Le modèle économique de Dia tourne autour de l'utilisation de chatbots : son abonnement offre un modèle LLM plus avancé, et rien n'empêche de penser qu'il existe un partenariat commercial pour imposer un service par défaut dans sa version gratuite.

Dans cette théorie, par l'absence d'une vraie barre de favoris, l'idée est de vous pousser vers l'invite de recherche, ne serait-ce que pour chercher vos favori, afin de doucement vous pousser vers l'utilisation de l'ia.

Instant Madame Irma

S'attaquer aux favoris n'est pas anodin. C'est l'une des rares données interopérables entre les navigateurs (mot savant pour dire qu'on peut les transmettre d'un logiciel à l'autre quand on souhaite en changer).

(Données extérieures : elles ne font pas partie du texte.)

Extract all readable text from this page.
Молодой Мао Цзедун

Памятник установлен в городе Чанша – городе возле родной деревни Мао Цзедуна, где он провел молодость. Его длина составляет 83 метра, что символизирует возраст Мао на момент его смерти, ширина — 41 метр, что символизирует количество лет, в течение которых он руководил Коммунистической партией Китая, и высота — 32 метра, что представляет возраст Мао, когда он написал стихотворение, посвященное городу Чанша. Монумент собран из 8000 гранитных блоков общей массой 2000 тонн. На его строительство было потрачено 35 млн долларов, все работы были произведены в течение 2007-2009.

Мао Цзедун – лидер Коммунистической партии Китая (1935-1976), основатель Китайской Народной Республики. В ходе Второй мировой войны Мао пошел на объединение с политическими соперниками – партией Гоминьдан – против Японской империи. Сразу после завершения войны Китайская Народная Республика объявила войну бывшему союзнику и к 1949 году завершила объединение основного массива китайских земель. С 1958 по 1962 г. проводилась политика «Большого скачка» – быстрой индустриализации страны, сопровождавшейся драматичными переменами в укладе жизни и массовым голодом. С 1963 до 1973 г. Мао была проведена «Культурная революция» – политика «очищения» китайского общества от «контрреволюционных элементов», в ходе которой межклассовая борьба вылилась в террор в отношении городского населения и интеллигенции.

Tenter de modifier leur utilisation, les privatiser, c'est aussi une manière de rendre l'utilisateur un peu plus captif de son choix logiciel.

Le Web organique, celui qu'on visite et que l'on découvre au gré des moteurs de recherche, est en voie d'extinction. Les chatbots (chatgpt, claude, gemini) n'encouragent plus à visiter les sites qu'ils “recrachent” ; l'indexation des informations est de moins en moins pertinente ; la publicité et le SEO agressif rendent l'ensemble peu attractif. En conséquence (ou en cause, selon la lecture), les nouveaux navigateurs ne se positionnent plus comme fenêtres sur le Web, mais comme interfaces unifiées sur le contenu du web. Vous ne naviguerez plus sur Internet : vous allez échanger avec une interface de chatbot qui vous donnera vos réponses. Le but est de vous “éviter une navigation fastidieuse” par une réponse textuelle plus ou moins longue (belle ironie que de revenir au texte après des années de Web densément “multimédia”).

Donc on transforme ces favoris en simples marque-pages non organisés que le navigateur va inclure dans l'expérience de réponse de son LLM. L'utilisateur ne s'éloigne plus de la barre de recherche quand il a besoin de quelque chose. Conséquence plus ou moins direct de la mutation des navigateurs en chatbot unifié ? Chaque navigateur va vendre “sa version du Web” par l'interprétation qu'il en fera. Chacun aura ses spécificités : chaleureux, sophistiqué, précis ou pédagogique. A force de ne plus visiter les sites, vous ne naviguerez plus qu'à travers l'interprétation du navigateur, à travers les biais de son modèle de chatbot et des données qu'il aura choisi de valoriser.

“À travers” se dit “Dia” en grec. (Joli, non ? Jingle révélation).